Background: Cervical cancer is the third-most common malignant tumor among women worldwide,
which seriously endangers the life and health of Chinese women. The primary etiological factor of cervical
cancer is persistent infection with High-Risk Human Papillomavirus (HR-HPV), particularly HPV16 and
HPV18. HR-HPV express oncoproteins E6 and E7, both of which play key roles in the progression of cervical
carcinogenesis. Zinc Finger Nucleases (ZFNs) targeting HPVE7 induce specific shear of the E7 gene, weakening
the malignant biological effects, hence showing great potential for clinical transformation. In order to better
application in the clinical setting, it is necessary to explore an integrative strategy.

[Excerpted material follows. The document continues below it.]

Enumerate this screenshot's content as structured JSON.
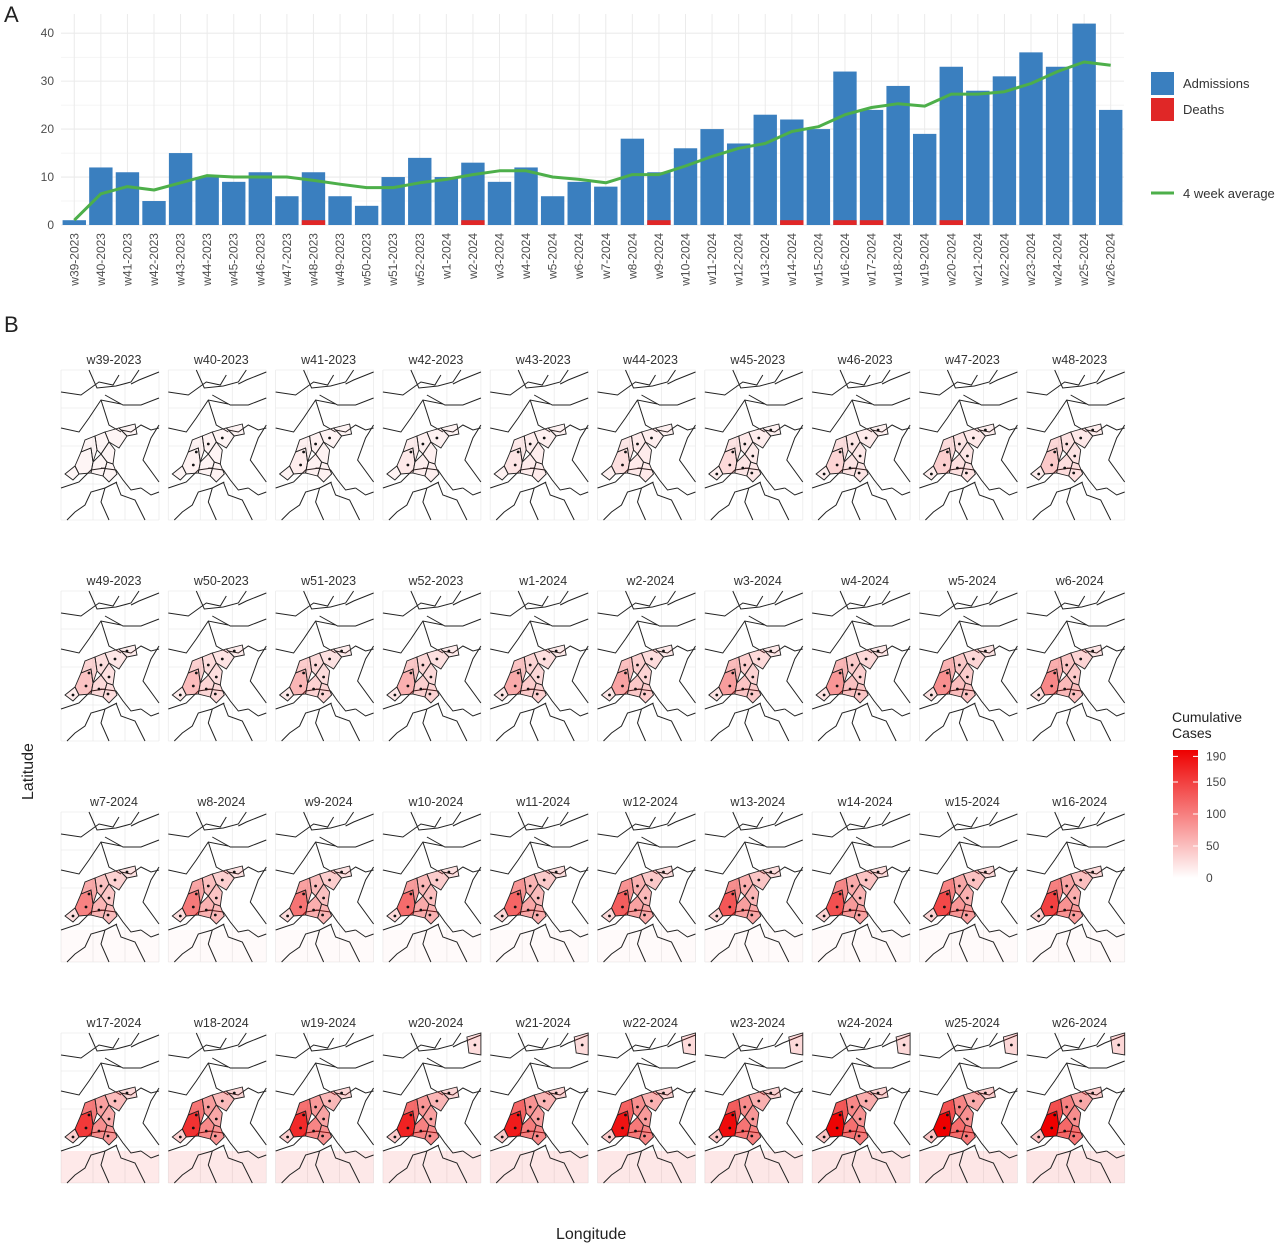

Methods: We hypothesize that some chemotherapy drugs somehow make DNA more sensible to editing by
enhancing ZFN’s gene editing effectiveness. Here, we tested the combined effects of ZFNs with two chemotherapy
drugs in vitro and in vitro.
Result: Results showed that the combined treatment induced the rate of apoptosis by about two times more than
that of ZFNs used alone in SiHa and HeLa cells. The co-treatment suppressed colony formation ability by more
than 80%, and both chemotherapy drugs coordinated with ZFNs to down regulate HPV16/18E7 and elevate
RB1 expression. Additionally, subcutaneous tumor inhibition experiment demonstrated strong synergistic effects
in the chemotherapy drugs and ZFNs.
Conclusion: Our results demonstrate that some chemotherapy drugs can augment the biological effects of ZFNs
and the combined treatment may be an effective therapy for cervical malignancy lesions.